Eu sou a que no mundo anda perdida,
Eu sou a que na vida não tem norte,
Sou a irmã do Sonho, e desta sorte
Sou a crucificada ... a dolorida ...

[...]

Sou talvez a visão que Alguém sonhou,
Alguém que veio ao mundo pra me ver
E que nunca na vida me encontrou!
(Florbela Espanca, in "Livro de Mágoas")

Meu nome é Frida.
Isso mesmo, de Frida Kahlo.
E não, eu não sou mexicana.

Na verdade minha mãe é francesa e meu pai, bem, meu pai é brasileiro. E olha só, escolhi morar com o meu pai e sou metade francesa. Digo metade porque nasci em Saint-Grégoire. Moro meio semestre em cada país, mas definitivamente, sou brasileira. Apesar de não ser simpática. Apesar de não gostar de pessoas. Apesar de odiar tradições. E detestar futebol. E não se importar com os hermanos argentinos. Apesar de gostar mais de livros do que de todo o resto.

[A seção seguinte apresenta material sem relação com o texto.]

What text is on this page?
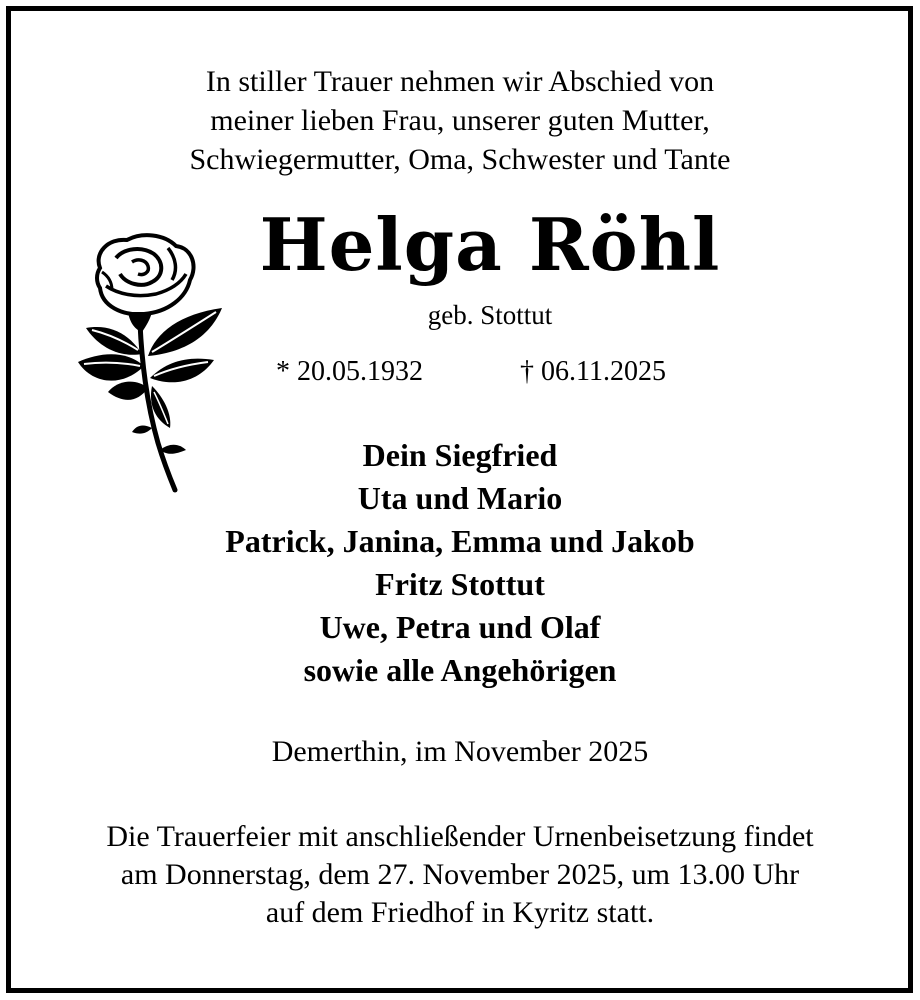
In stiller Trauer nehmen wir Abschied von
meiner lieben Frau, unserer guten Mutter,
Schwiegermutter, Oma, Schwester und Tante
Helga Röhl
geb. Stottut
* 20.05.1932	† 06.11.2025
Dein Siegfried
Uta und Mario
Patrick, Janina, Emma und Jakob
Fritz Stottut
Uwe, Petra und Olaf
sowie alle Angehörigen
Demerthin, im November 2025
Die Trauerfeier mit anschließender Urnenbeisetzung findet
am Donnerstag, dem 27. November 2025, um 13.00 Uhr
auf dem Friedhof in Kyritz statt.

Ah, e a propósito, eu não sou loira.

A minha história começa com meus pais, que se conheceram na França. Em Paris, sendo mais precisa. Meu pai é artesão e trabalha com ferro, aço, metal. Suas esculturas são bem conhecidas mundo afora. Aqui, só um pouco. Talvez se ele se mudar pra "fora", os brasileiros se interessem um pouco mais por sua arte. Uma mania (ruim, muito ruim) de brasileiro: Dar deveras valor à enlatados. E assim, em uma dessas aventuras, eles se conheceram.

Pai + mãe.

Eles não se casaram, mas me tiveram. Minha mãe é artista plástica e quando descobriu que estava grávida, recebeu um convite para lecionar na Université de Paris e aceitou. Meu pai precisava voltar, seu ateliê, sua inspiração, a raiz de tudo o que nele fazia parte, estava aqui. E voltou. Vivi meus três primeiros anos com minha mãe, mas aos quatro anos resolveram compartilhar a guarda e cá estou. Metade Bossa Nova. Metade Nouvelle Vague.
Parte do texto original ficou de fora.